All those salvos of manufactured outrage soaring over the public's heads, of course, can be a little hard on the hearing. The solution has been to make other parts of the newspaper softer, lighter, gentler and even less demanding. Thus the proliferation of another kind of columnist, the oh-so-wry observer of human nature, whose kind was once exquisitely described by James Thurber: "He is aware that billions of dollars are stolen every year by bankers and politicians, and that thousands of people are out of work, but these conditions do not worry him a tenth as much as the conviction that ... a piece he has been working on for two long days was done much better and probably more quickly by Robert Benchley in 1924." Since then, the type has gone forth and multiplied.

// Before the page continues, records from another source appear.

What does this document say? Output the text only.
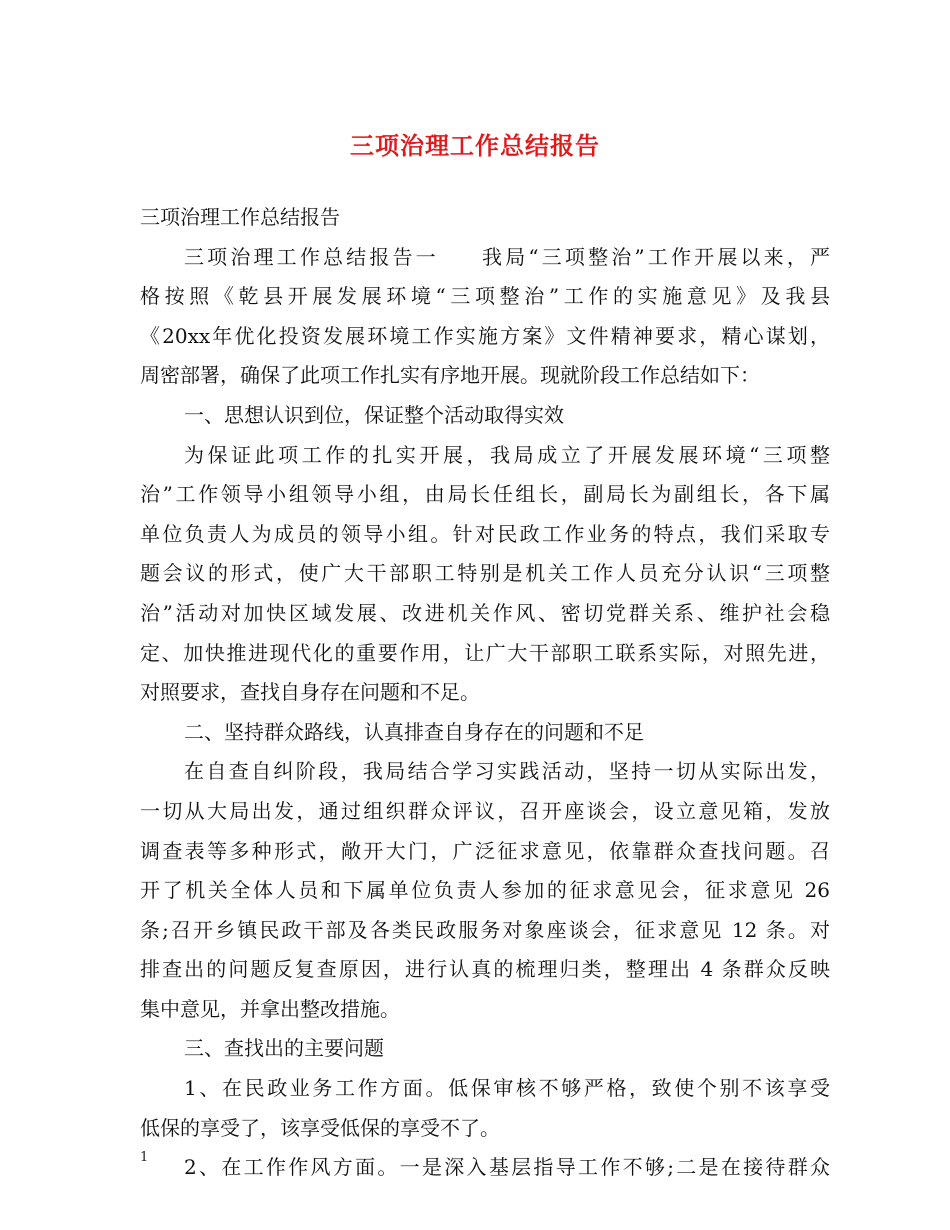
三项治理工作总结报告
三项治理工作总结报告
三项治理工作总结报告一 我局“三项整治”工作开展以来，严
格按照《乾县开展发展环境“三项整治”工作的实施意见》及我县
《20xx年优化投资发展环境工作实施方案》文件精神要求，精心谋划，
周密部署，确保了此项工作扎实有序地开展。现就阶段工作总结如下：
一、思想认识到位，保证整个活动取得实效
为保证此项工作的扎实开展，我局成立了开展发展环境“三项整
治”工作领导小组领导小组，由局长任组长，副局长为副组长，各下属
单位负责人为成员的领导小组。针对民政工作业务的特点，我们采取专
题会议的形式，使广大干部职工特别是机关工作人员充分认识“三项整
治”活动对加快区域发展、改进机关作风、密切党群关系、维护社会稳
定、加快推进现代化的重要作用，让广大干部职工联系实际，对照先进，
对照要求，查找自身存在问题和不足。
二、坚持群众路线，认真排查自身存在的问题和不足
在自查自纠阶段，我局结合学习实践活动，坚持一切从实际出发，
一切从大局出发，通过组织群众评议，召开座谈会，设立意见箱，发放
调查表等多种形式，敞开大门，广泛征求意见，依靠群众查找问题。召
开了机关全体人员和下属单位负责人参加的征求意见会，征求意见 26
条;召开乡镇民政干部及各类民政服务对象座谈会，征求意见 12 条。对
排查出的问题反复查原因，进行认真的梳理归类，整理出 4 条群众反映
集中意见，并拿出整改措施。
三、查找出的主要问题
1、在民政业务工作方面。低保审核不够严格，致使个别不该享受
低保的享受了，该享受低保的享受不了。
2、在工作作风方面。一是深入基层指导工作不够;二是在接待群众
1
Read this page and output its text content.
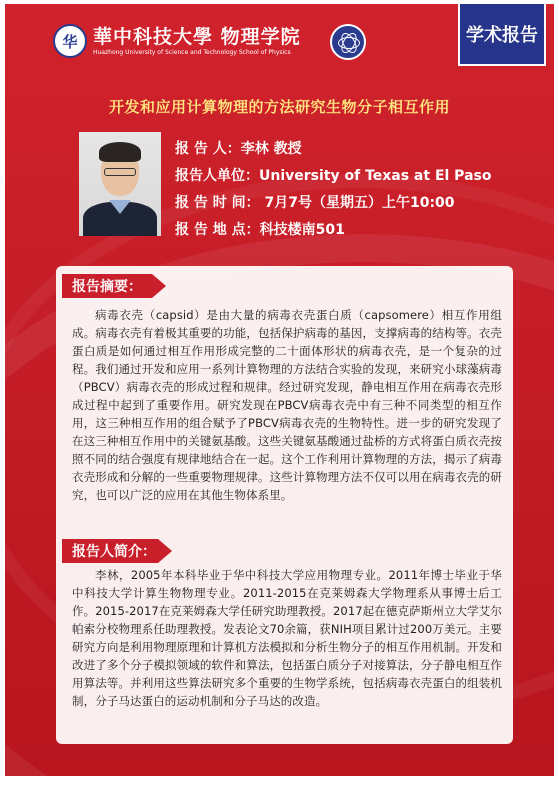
华 華中科技大學 物理学院
Huazhong University of Science and Technology School of Physics
学术报告
开发和应用计算物理的方法研究生物分子相互作用
报 告 人：李林 教授
报告人单位：University of Texas at El Paso
报 告 时 间： 7月7号（星期五）上午10:00
报 告 地 点：科技楼南501
报告摘要：

病毒衣壳（capsid）是由大量的病毒衣壳蛋白质（capsomere）相互作用组成。病毒衣壳有着极其重要的功能，包括保护病毒的基因，支撑病毒的结构等。衣壳蛋白质是如何通过相互作用形成完整的二十面体形状的病毒衣壳，是一个复杂的过程。我们通过开发和应用一系列计算物理的方法结合实验的发现，来研究小球藻病毒（PBCV）病毒衣壳的形成过程和规律。经过研究发现，静电相互作用在病毒衣壳形成过程中起到了重要作用。研究发现在PBCV病毒衣壳中有三种不同类型的相互作用，这三种相互作用的组合赋予了PBCV病毒衣壳的生物特性。进一步的研究发现了在这三种相互作用中的关键氨基酸。这些关键氨基酸通过盐桥的方式将蛋白质衣壳按照不同的结合强度有规律地结合在一起。这个工作利用计算物理的方法，揭示了病毒衣壳形成和分解的一些重要物理规律。这些计算物理方法不仅可以用在病毒衣壳的研究，也可以广泛的应用在其他生物体系里。

报告人简介：

李林，2005年本科毕业于华中科技大学应用物理专业。2011年博士毕业于华中科技大学计算生物物理专业。2011-2015在克莱姆森大学物理系从事博士后工作。2015-2017在克莱姆森大学任研究助理教授。2017起在德克萨斯州立大学艾尔帕索分校物理系任助理教授。发表论文70余篇，获NIH项目累计过200万美元。主要研究方向是利用物理原理和计算机方法模拟和分析生物分子的相互作用机制。开发和改进了多个分子模拟领域的软件和算法，包括蛋白质分子对接算法，分子静电相互作用算法等。并利用这些算法研究多个重要的生物学系统，包括病毒衣壳蛋白的组装机制，分子马达蛋白的运动机制和分子马达的改造。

Newspapers today dedicate inordinate amounts of space to a kind of desperate hilarity, from the stand-up comic reciting rote-learned gags about email and cats and the resident curmudgeon complaining about service in restaurants to the daiquiri-addled ditz with a shoe fetish and the girly singleton who calls herself a feminist yet hankers for the days when men opened doors for one. The world's best-known journalist? Not Woodward. Not Fisk. Step forward Carrie Bradshaw, whose weekly relationship column provides the overarching narrative to Sex and the City, famous for mots like: "I like my money where I can see it ... hanging in my closet." Boom-boom.